C. Lange, D. Hennig, A. Hurtado, R. Schuster, B. Lukas, C. Aguirre
May 18, 2013
Modern theoretical methods for analysing the stability behaviour of Boiling Water Reactors (BWRs) are relatively reliable. The analysis is performed by comprehensive validated system codes comprising 3D core models and one-dimensional thermal-hydraulic parallel channel models in the frequency (linearized models) or time domain. Nevertheless the spontaneous emergence of stable or unstable periodic orbits as solutions of the coupled nonlinear differential equations determining the stability properties of the coupled thermal-hydraulic and neutron kinetic (highly) nonlinear BWR system is a surprising phenomenon, and it is worth thinking about the mathematical background controlling such behaviour. In particular the coexistence of different types of solutions, such as the coexistence of unstable limit cycles and stable fixed points, are states of stability, not all nuclear engineers are familiar with.

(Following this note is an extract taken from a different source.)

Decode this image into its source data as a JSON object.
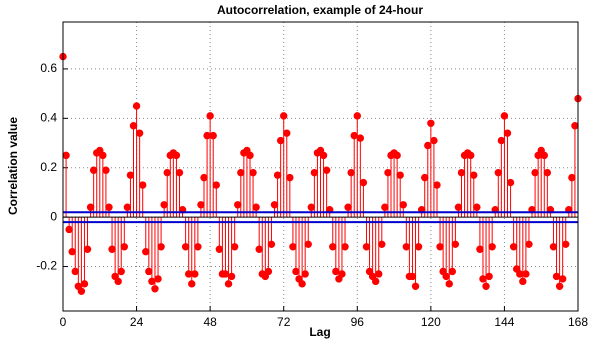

Hence the part I of this paper is devoted to the mathematical background of linear and nonlinear stability analysis and introduces a novel efficient approach to treat the nonlinear BWR stability behaviour with both system codes and so-called (advanced) reduced order models (ROMs). The efficiency of this approach, called the RAM-ROM method, will be demonstrated by some results of stability analyses for different power plants.